使用 python 针对大量概念字符串查找输入字符串中的所有概念答案

【问题标题】：Finding all the concepts in an input string against a large list of concept strings using python使用 python 针对大量概念字符串查找输入字符串中的所有概念
【发布时间】：2018-12-08 02:01:56
【问题描述】：

我在数据库中有大量（例如 3000 万）概念字符串（每个字符串最多 13 个单词）。给定一个输入字符串（可能最多 3 个句子），我想从数据库中找到输入字符串中可用的所有概念。

我为此目的使用 python。将数据库中的所有概念加载到列表中。遍历概念列表并尝试查找该概念是否在输入字符串中可用。由于我必须按顺序搜索它，这个过程需要很长时间，而且我必须为数百个输入字符串进行搜索。

为了修剪一些迭代，我对输入字符串进行了标记，并尝试仅加载具有任何一个标记的概念，并且概念的长度必须小于或等于输入字符串的长度。

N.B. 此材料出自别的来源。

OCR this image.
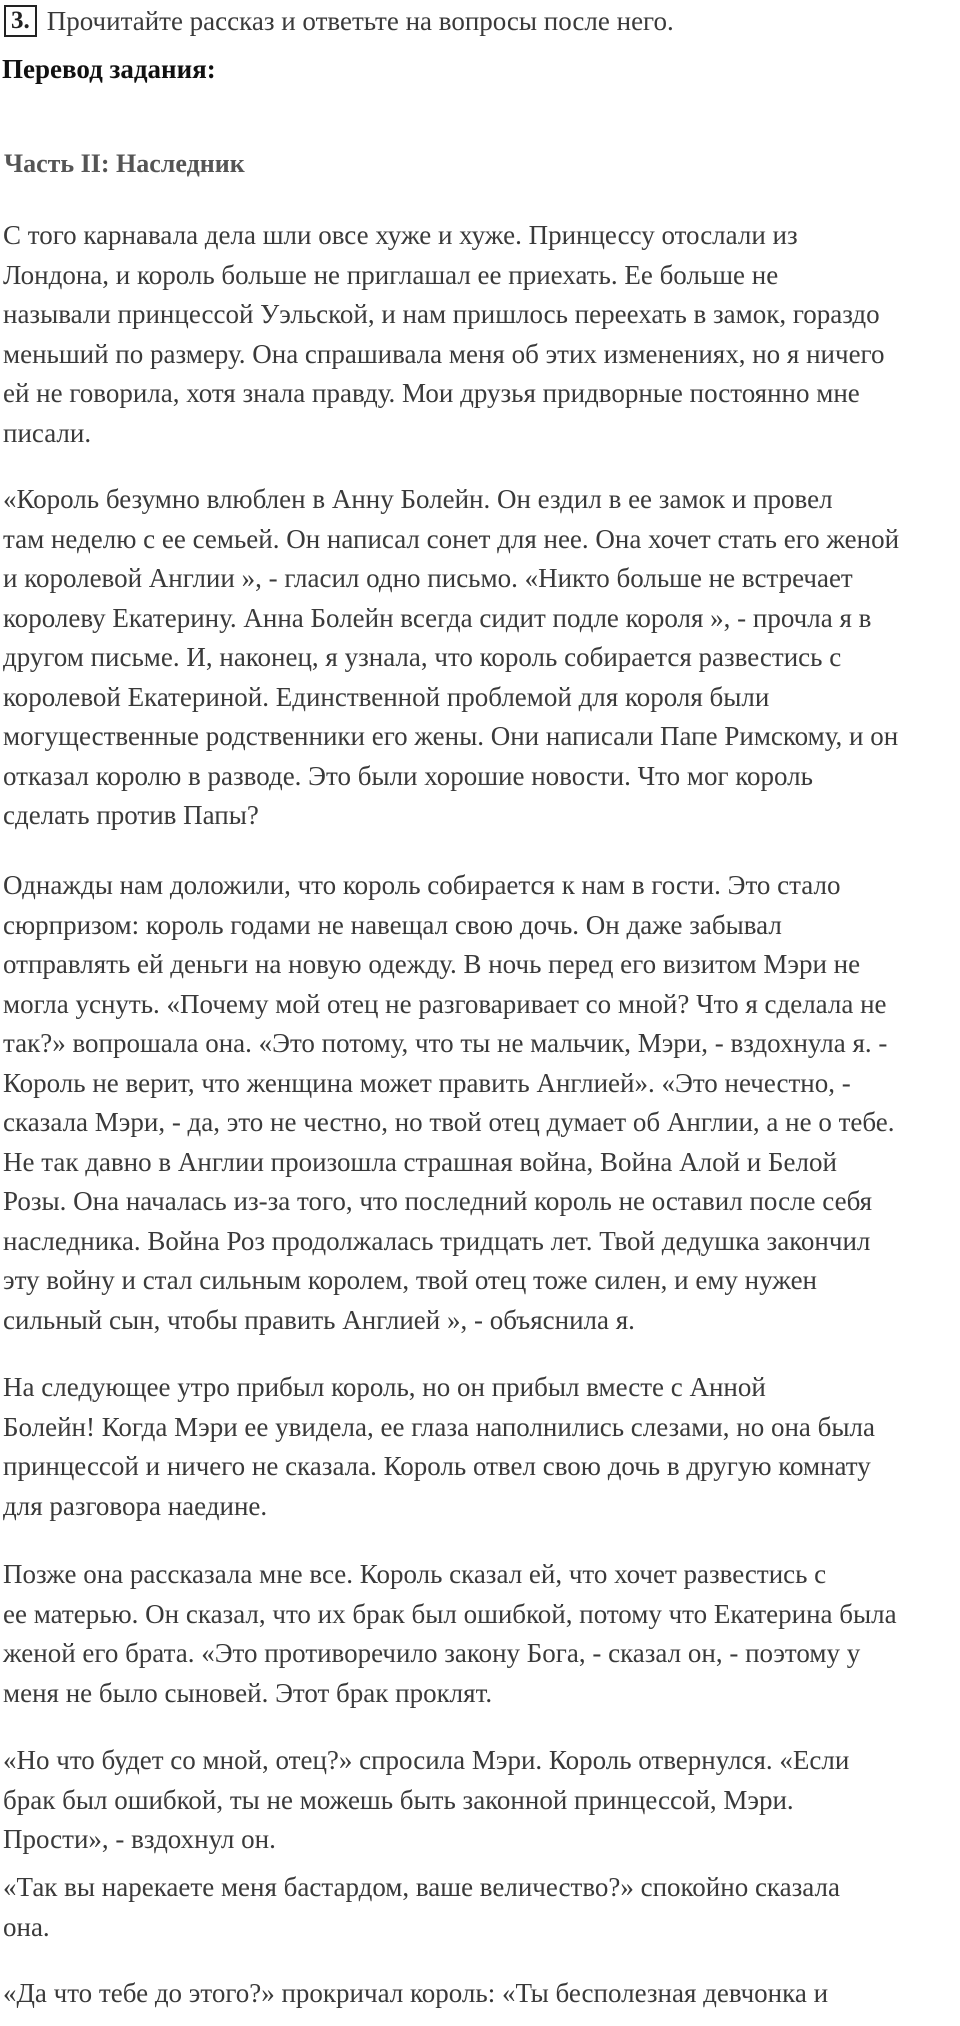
3. Прочитайте рассказ и ответьте на вопросы после него.
Перевод задания:
Часть II: Наследник
С того карнавала дела шли овсе хуже и хуже. Принцессу отослали из
Лондона, и король больше не приглашал ее приехать. Ее больше не
называли принцессой Уэльской, и нам пришлось переехать в замок, гораздо
меньший по размеру. Она спрашивала меня об этих изменениях, но я ничего
ей не говорила, хотя знала правду. Мои друзья придворные постоянно мне
писали.
«Король безумно влюблен в Анну Болейн. Он ездил в ее замок и провел
там неделю с ее семьей. Он написал сонет для нее. Она хочет стать его женой
и королевой Англии », - гласил одно письмо. «Никто больше не встречает
королеву Екатерину. Анна Болейн всегда сидит подле короля », - прочла я в
другом письме. И, наконец, я узнала, что король собирается развестись с
королевой Екатериной. Единственной проблемой для короля были
могущественные родственники его жены. Они написали Папе Римскому, и он
отказал королю в разводе. Это были хорошие новости. Что мог король
сделать против Папы?
Однажды нам доложили, что король собирается к нам в гости. Это стало
сюрпризом: король годами не навещал свою дочь. Он даже забывал
отправлять ей деньги на новую одежду. В ночь перед его визитом Мэри не
могла уснуть. «Почему мой отец не разговаривает со мной? Что я сделала не
так?» вопрошала она. «Это потому, что ты не мальчик, Мэри, - вздохнула я. -
Король не верит, что женщина может править Англией». «Это нечестно, -
сказала Мэри, - да, это не честно, но твой отец думает об Англии, а не о тебе.
Не так давно в Англии произошла страшная война, Война Алой и Белой
Розы. Она началась из-за того, что последний король не оставил после себя
наследника. Война Роз продолжалась тридцать лет. Твой дедушка закончил
эту войну и стал сильным королем, твой отец тоже силен, и ему нужен
сильный сын, чтобы править Англией », - объяснила я.
На следующее утро прибыл король, но он прибыл вместе с Анной
Болейн! Когда Мэри ее увидела, ее глаза наполнились слезами, но она была
принцессой и ничего не сказала. Король отвел свою дочь в другую комнату
для разговора наедине.
Позже она рассказала мне все. Король сказал ей, что хочет развестись с
ее матерью. Он сказал, что их брак был ошибкой, потому что Екатерина была
женой его брата. «Это противоречило закону Бога, - сказал он, - поэтому у
меня не было сыновей. Этот брак проклят.
«Но что будет со мной, отец?» спросила Мэри. Король отвернулся. «Если
брак был ошибкой, ты не можешь быть законной принцессой, Мэри.
Прости», - вздохнул он.
«Так вы нарекаете меня бастардом, ваше величество?» спокойно сказала
она.
«Да что тебе до этого?» прокричал король: «Ты бесполезная девчонка и
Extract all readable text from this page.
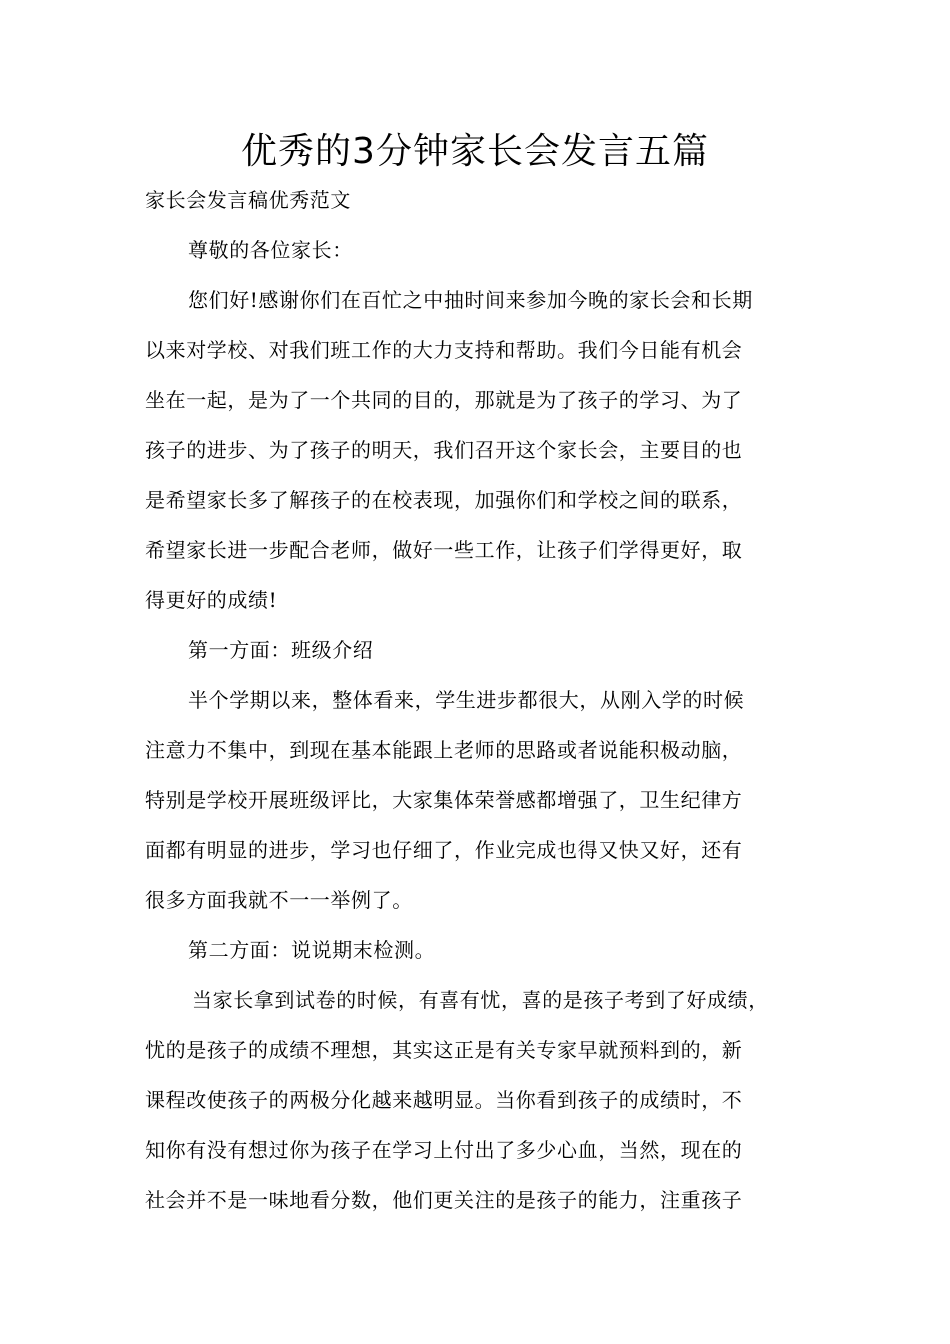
优秀的3分钟家长会发言五篇
家长会发言稿优秀范文
尊敬的各位家长：
您们好!感谢你们在百忙之中抽时间来参加今晚的家长会和长期
以来对学校、对我们班工作的大力支持和帮助。我们今日能有机会
坐在一起，是为了一个共同的目的，那就是为了孩子的学习、为了
孩子的进步、为了孩子的明天，我们召开这个家长会，主要目的也
是希望家长多了解孩子的在校表现，加强你们和学校之间的联系，
希望家长进一步配合老师，做好一些工作，让孩子们学得更好，取
得更好的成绩!
第一方面：班级介绍
半个学期以来，整体看来，学生进步都很大，从刚入学的时候
注意力不集中，到现在基本能跟上老师的思路或者说能积极动脑，
特别是学校开展班级评比，大家集体荣誉感都增强了，卫生纪律方
面都有明显的进步，学习也仔细了，作业完成也得又快又好，还有
很多方面我就不一一举例了。
第二方面：说说期末检测。
当家长拿到试卷的时候，有喜有忧，喜的是孩子考到了好成绩，
忧的是孩子的成绩不理想，其实这正是有关专家早就预料到的，新
课程改使孩子的两极分化越来越明显。当你看到孩子的成绩时，不
知你有没有想过你为孩子在学习上付出了多少心血，当然，现在的
社会并不是一味地看分数，他们更关注的是孩子的能力，注重孩子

它需要一个 sql 查询来将这些简短列出的概念加载到列表中。该列表仍然可能包含 2000 万个概念。这个过程并没有那么快。

知道如何提高这个过程的效率吗？

为了更好的可视化，我举了一个 Pythonic 的小例子：

 inputString = "The cow is a domestic animal. It has four legs, one tail, two eyes"
#load concept list from the database that have any of the words in input string (after removing stop words). Assume the list is as follows.

concepts = ["cow", "domestic animal", "domestic bird", "domestic cat", "domestic dog", "one eye", "two eyes", "two legs", "four legs", "two ears"]

for c in concepts:
    if c in inputString:
        print ('found ' + c + ' in ' + inputString)

如果您能给我一些建议以提高效率，那就太好了。

【问题讨论】：

这可能不是您要寻找的答案，但print 语句非常耗费资源。删除您的打印语句，将其保存到列表中，然后在最后打印列表。它会明显更快。
感谢您的意见。非常感激。我只是出于示例目的展示了它，但我会记住。
没问题。我在处理大型数据集时遇到了类似的问题，当我删除 print 语句时，它的执行速度提高了大约 5-10 倍。

标签： python performance list search substring

【解决方案1】：

您应该使用集合，它比列表和全文搜索在查找项目方面要快得多。

将这些概念放入集合的字典中，按单词数索引。然后将inputString拆分成一个词的列表，然后用这个列表上词数的滚动窗口来测试这些词是否存在于相同词数的索引集合中。

所以给定以下初始化：

from collections import defaultdict
import re
inputString = "The cow is a domestic animal. It has four legs, one tail, two eyes"
concepts = ["cow", "domestic animal", "domestic bird", "forever and ever", "practice makes perfect", "i will be back"]

我们将concepts 分解为一个集合字典，由集合中包含的概念的单词数索引：

concept_sets = defaultdict(set)
for concept in concepts:
    concept_sets[len(concept.split())].add(concept)

这样concept_sets就变成了：

{1: {'cow'}, 2: {'domestic bird', 'domestic animal'}, 3: {'practice makes perfect', "forever and ever"}, 4: {'i will be back'}}

然后我们将inputString 转换为小写单词列表，以便匹配不区分大小写。请注意，您可能希望在此处优化正则表达式，以便它可以包含某些其他字符作为“单词”。

input_words = list(map(str.lower, re.findall(r'[a-z]+', inputString, re.IGNORECASE)))

最后，我们循环遍历concept_sets中的每个概念集及其单词数，并在相同单词数的滚动窗口中从输入中遍历单词列表，并测试该单词是否存在于集合中.

for num_words, concept_set in concept_sets.items():
    for i in range(len(input_words) - num_words + 1):
        words = ' '.join(input_words[i: i + num_words])
        if words in concept_set:
            print("found '%s' in '%s'" % (words, inputString))

这个输出：

found 'cow' in 'The cow is a domestic animal. It has four legs, one tail, two eyes'
found 'domestic animal' in 'The cow is a domestic animal. It has four legs, one tail, two eyes'

【讨论】：

感谢您的详细回答。实际上，我的主要场景有点不同，作为其中的一部分，我还删除了所有空格，以便算法可以捕获两个单词是否由于拼写错误而组合在一起。但是您的想法似乎很有趣，我将尝试将我的方法映射到它并查看性能。再次感谢。
不客气。如果您在测试中发现它是一个好的解决方案，请将答案标记为已接受。我还想知道这个解决方案比你原来的解决方案快多少倍。干杯。
我现在已经用一组字典实现了这个解决方案，并通过预先放入字典并保存在 cPickle 中来删除 SQL 查询。后来我将字典从 cPickle 加载到主内存中。使用了一些修剪技术来减少字典访问。初始加载需要时间，但搜索速度要快得多。接下来，我将致力于减少 cPickle 的初始加载时间。看到了一些处理加载的方法（stackoverflow.com/questions/26860051/…），但现在超出了范围。谢谢！